Tips & tricks for working while traveling


Let’s talk about some practical aspects of being a digital nomad. For the past year, I’ve been living back home, without being on the road as much as I used to. More often, I travel for shorter trips like week-long getaways instead of actually living in other locations for a longer time (I’m absolutely looking forward to bringing that back in my life tho!!). For these shorter trips, I do like to take my work with me since I like to work in my free time. Although I did go to Rome for a week without taking a thing with me and you can read more about offline time while being a freelancer over here. But this time I’m here to share my thoughts on actually getting some shit done while traveling. Is working while traveling really impossible?

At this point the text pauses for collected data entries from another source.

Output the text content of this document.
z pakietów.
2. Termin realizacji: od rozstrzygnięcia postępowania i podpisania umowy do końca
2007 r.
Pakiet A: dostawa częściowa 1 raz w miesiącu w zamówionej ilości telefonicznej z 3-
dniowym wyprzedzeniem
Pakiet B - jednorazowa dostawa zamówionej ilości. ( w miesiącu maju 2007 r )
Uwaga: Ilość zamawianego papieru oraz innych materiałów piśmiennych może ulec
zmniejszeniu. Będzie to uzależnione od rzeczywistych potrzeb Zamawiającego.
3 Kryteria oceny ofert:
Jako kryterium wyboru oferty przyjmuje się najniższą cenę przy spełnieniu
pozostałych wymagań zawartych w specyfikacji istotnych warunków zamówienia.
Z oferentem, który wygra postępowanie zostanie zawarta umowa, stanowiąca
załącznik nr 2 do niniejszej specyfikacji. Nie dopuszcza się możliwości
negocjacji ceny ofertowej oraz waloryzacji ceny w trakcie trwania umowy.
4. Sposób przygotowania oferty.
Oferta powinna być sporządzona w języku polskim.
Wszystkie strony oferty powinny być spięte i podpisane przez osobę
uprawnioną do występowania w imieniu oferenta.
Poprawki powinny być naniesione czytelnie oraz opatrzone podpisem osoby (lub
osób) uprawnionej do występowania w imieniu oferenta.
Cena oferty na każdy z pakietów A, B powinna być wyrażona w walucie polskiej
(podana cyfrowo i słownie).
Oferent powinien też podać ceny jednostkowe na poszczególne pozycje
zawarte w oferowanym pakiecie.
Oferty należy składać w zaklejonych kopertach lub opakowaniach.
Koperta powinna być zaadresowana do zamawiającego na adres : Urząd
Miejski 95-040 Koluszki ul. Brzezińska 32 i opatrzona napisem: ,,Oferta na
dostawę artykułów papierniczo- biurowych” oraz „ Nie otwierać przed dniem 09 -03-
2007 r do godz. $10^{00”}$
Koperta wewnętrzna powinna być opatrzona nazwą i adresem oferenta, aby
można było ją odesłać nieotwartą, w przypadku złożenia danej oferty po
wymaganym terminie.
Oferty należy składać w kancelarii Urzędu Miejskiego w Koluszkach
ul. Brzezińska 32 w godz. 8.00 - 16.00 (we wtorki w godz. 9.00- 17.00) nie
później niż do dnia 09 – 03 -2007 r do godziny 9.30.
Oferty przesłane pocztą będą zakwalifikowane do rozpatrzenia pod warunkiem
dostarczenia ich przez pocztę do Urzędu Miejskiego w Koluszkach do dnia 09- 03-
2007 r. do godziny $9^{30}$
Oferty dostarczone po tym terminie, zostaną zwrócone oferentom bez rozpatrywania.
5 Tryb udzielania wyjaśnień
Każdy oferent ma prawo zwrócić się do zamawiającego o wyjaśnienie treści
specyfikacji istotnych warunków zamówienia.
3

To be honest, I believe that it depends on several important aspects:
– Your willpower
– Access to the internet
– Good working space, whether it’s a kitchen table or a co-working office
– Your time-management skills
– Travel plan, and, of course,
– Personal preferences.

Some people really can work from anywhere. They don’t care how much time they have, whether there’s any noise around or is there a normal working space or not. I’d love to be like that one day! But today – I’m not.

Working while being on the road

I can honestly admit – working while traveling can be hard if you’re visiting the country for a short-term. It brings in some specific conditions, for example, you might have walked around the whole day and all you want to do in the evening is… nothing. If the weather is great, it’s really hard to tie yourself down to a chair! Evening drinks in the sunset seem way more enchanting than evening Skype calls… And sometimes it really is better to admit that you need an offline vacation instead of pushing yourself to work.

At the same time, we are digital nomads because it gives us the freedom to work from anywhere, right?! So traveling, even short-term, can be done more often if your work is actually with you. So let’s take a look at what can be done here.


Things to keep in mind for working while traveling

1. Check the weather forecast

If you’re in a country only for a few days or a week, make sure you spend all the sunny and warm days exploring the place! Therefore, check the weather forecast and see whether there’s any not-so-sunny or not-so-dry day coming up. Those can be a few hours or the whole day but being aware of this, will help you a big time! Plan your work ahead and make sure to spend this time dealing with everything that’s been waiting for you.

2. Work first thing in the morning

This might differ for many. I am not an early-riser but when traveling – it’s always easier to work in the morning and spend the evening as I please instead of doing it the other way around. And the reason is simple! In the morning, I still have some energy although I might be a bit sleepy. But after a long day exploring and enjoying everything around me, grabbing a drink and having some time off is a way better idea than turning that laptop on. To be honest, I usually enter zombie-mode after a long day of traveling. That means, grabbing that drink and staring in the emptiness is literally the only thing I’m capable of…

3. Plan to do only simple, short tasks 

For me, it’s always hard to concentrate when I’m traveling. Whether someone is checking the city map and making further plans, people in the hostel are having a party or there’s literally anything else going on. The thing is – there is always something! I find it really difficult to concentrate for a long time. Therefore, I’m always doing my best to schedule only simple and short tasks for my travels. Nothing mind-wrecking! This might not always be possible but if you look into your schedule there always is something you can do before leaving or after coming back instead of punishing yourself and doing it on the road…

4. Inform others that you’re working

Whether they’re your travel buddies, local friends or anyone else in your way, make sure to inform them you’ve planned to work! It’s easy to get loud and annoying around a person with the laptop – because, hey, socializing is more important than checking Facebook! But they might change their behavior knowing that you actually have some work to do.

5. Find coworking spaces or freelancer-friendly cafes

It’s always easier to get some work done around someone who is in the same situation or at least – also tries to get something done! For many locations, it’s not that easy to find great places for working without checking beforehand. So if you plan to get some serious work done, make sure to do that research. You can even turn it into a fun game and find new working spaces for each day you spend abroad!